An example of the 21st Century in action is presented by the brief article “The Tools Of Citizen Journalism.” It’s about Demotix -

...a London-based startup that allows users to upload pictures (and soon video) that are in turn sold to news outlets. The recent events around the Israel/Palestinian conflict were a perfect showcase of this type of user-generated content site (though, obviously, a tragic one).

This is just another example of how the source of information has changed. The mainstream media has limited space and time to devote to any of the many news topics today. But if you look for them, you’ll find all kinds of other sources that have emerged to give you an idea about what’s going on in places like Iraq and Wall Street .

There’s a great deal of concern these days about corporate control of the news media (for example, see here and here). This is indeed a serious problem – although some sound like prime candidates for the tinfoil hat brigade.

But compared to pre-web days, the mainstream media has much less control today over what we know about current events. And as long as the web is free to all the tide of content will continue to turn from a top-down model to one that is more bottom-up.

Ironically, the mainstream media will probably remain clueless about this shift for some time. Fortunately for them, Robert Samuelson can someday write a piece glorifying their ignorance.

******** POSTSCRIPT ********

Maybe not everyone in the MSM is clueless. Time has a piece by James Poniewozik - "An End, and a Beginning, for the Media" - that gets it right:

Like the car companies, individual media outlets will probably have to learn to be smaller. And they'll need to see their new-media "problems" as part of the solution. Internet users don't hate the media. In fact, when given the tools by something like Twitter or YouTube, they want to be the media.

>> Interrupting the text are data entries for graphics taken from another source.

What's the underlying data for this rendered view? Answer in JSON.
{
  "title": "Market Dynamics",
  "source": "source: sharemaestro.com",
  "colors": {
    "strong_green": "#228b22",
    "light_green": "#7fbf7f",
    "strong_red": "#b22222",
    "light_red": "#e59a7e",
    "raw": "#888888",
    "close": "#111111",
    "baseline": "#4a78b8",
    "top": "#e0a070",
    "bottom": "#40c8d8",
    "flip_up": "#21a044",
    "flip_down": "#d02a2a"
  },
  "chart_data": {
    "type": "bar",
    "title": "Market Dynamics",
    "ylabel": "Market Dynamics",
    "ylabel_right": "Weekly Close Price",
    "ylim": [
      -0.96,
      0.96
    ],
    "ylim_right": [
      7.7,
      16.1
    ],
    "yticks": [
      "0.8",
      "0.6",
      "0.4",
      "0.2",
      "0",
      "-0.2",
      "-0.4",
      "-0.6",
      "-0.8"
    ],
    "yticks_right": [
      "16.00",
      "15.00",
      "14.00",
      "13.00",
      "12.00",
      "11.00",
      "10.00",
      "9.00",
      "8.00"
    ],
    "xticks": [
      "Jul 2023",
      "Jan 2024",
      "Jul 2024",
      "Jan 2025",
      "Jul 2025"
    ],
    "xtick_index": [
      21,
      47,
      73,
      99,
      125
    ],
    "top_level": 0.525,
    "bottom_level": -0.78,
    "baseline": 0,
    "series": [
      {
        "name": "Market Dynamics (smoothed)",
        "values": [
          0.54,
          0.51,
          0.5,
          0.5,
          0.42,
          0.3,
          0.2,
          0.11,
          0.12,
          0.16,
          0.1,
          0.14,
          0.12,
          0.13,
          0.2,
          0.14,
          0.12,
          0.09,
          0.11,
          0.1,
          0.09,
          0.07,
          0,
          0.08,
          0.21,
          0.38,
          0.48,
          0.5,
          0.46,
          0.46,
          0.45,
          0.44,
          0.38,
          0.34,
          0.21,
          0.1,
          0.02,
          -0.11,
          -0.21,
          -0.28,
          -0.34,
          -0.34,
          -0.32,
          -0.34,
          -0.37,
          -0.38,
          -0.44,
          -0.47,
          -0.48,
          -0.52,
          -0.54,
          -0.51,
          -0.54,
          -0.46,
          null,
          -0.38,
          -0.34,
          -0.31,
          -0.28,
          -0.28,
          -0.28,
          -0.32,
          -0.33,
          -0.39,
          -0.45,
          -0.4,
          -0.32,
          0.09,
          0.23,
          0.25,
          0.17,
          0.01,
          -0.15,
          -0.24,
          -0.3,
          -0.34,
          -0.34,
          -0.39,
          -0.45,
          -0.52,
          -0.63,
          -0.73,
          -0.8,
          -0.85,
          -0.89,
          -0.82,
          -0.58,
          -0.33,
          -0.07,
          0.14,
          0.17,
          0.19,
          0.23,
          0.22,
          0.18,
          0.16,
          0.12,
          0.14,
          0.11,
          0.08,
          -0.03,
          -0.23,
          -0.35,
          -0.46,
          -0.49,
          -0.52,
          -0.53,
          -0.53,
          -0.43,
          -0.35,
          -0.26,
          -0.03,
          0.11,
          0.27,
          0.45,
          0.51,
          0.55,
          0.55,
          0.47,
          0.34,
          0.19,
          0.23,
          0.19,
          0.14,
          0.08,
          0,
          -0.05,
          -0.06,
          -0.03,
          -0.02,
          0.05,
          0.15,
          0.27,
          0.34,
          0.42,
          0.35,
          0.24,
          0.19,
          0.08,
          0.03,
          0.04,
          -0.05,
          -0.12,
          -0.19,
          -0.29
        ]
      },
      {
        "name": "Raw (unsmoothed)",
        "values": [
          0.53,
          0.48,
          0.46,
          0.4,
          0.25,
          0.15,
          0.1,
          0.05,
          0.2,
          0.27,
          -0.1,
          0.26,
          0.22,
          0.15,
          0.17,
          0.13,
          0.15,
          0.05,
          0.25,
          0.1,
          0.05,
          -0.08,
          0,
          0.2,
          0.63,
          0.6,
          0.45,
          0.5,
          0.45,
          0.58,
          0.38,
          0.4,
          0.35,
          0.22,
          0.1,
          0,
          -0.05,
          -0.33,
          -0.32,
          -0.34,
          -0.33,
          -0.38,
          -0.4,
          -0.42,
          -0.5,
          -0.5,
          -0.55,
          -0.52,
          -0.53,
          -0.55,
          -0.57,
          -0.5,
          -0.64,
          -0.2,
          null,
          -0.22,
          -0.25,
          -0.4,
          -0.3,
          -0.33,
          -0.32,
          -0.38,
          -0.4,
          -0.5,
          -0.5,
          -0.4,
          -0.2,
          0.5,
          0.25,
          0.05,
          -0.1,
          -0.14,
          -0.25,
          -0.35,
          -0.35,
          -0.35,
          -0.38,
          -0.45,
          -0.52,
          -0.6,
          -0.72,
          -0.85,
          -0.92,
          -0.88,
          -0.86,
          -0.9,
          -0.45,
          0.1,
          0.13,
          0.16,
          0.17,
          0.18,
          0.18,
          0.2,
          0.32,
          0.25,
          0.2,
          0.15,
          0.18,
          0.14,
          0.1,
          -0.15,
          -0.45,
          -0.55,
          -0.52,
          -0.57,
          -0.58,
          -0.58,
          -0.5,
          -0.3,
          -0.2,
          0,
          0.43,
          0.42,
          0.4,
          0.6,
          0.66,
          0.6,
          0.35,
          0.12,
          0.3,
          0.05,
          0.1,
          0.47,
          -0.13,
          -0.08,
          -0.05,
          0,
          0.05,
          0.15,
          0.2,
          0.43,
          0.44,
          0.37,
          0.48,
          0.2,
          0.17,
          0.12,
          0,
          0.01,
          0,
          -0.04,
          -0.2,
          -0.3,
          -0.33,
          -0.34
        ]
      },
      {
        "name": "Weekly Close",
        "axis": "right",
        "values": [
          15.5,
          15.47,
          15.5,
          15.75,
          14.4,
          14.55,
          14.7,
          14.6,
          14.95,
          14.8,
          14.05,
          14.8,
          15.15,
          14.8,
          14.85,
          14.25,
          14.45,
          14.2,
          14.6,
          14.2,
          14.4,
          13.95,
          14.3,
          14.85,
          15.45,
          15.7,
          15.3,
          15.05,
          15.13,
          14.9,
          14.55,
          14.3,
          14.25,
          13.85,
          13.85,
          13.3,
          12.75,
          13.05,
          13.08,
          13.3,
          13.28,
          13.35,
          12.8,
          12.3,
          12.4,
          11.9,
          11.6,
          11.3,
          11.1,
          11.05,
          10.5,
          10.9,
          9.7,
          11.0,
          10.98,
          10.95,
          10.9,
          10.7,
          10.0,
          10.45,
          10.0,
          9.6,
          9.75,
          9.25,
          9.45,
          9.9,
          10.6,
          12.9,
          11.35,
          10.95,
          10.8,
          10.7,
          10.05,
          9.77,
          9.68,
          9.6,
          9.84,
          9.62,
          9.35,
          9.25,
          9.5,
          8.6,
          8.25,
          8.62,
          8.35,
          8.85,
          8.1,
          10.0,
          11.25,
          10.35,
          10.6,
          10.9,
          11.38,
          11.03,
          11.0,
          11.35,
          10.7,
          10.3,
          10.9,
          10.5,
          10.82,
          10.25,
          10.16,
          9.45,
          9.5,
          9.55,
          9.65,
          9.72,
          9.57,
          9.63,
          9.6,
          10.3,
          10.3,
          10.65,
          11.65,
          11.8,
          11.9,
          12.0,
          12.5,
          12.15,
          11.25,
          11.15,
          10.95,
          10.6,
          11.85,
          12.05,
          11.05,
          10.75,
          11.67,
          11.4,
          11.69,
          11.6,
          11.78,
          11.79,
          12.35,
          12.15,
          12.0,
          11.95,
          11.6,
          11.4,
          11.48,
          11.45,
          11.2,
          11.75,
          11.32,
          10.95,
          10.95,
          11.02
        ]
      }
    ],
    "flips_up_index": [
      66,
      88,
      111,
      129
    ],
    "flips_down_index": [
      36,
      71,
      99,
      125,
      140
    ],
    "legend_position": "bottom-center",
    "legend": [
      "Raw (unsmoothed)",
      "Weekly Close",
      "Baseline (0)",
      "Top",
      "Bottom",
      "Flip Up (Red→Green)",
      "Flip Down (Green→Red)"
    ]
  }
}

People want the vetted information the news media offer--and they want to riff on it, respond to it and even, as in Mumbai, add to it. Journalists should embrace that rather than futilely fight it.

This means offering users more ways of interacting, commenting and contributing. It means seeing new media not as the dumbing down of civilization but as a new way of telling stories and even finding stories. And it means recognizing that the audience is no longer passive--it wants and expects to participate, even as it wants help in making sense of the info deluge.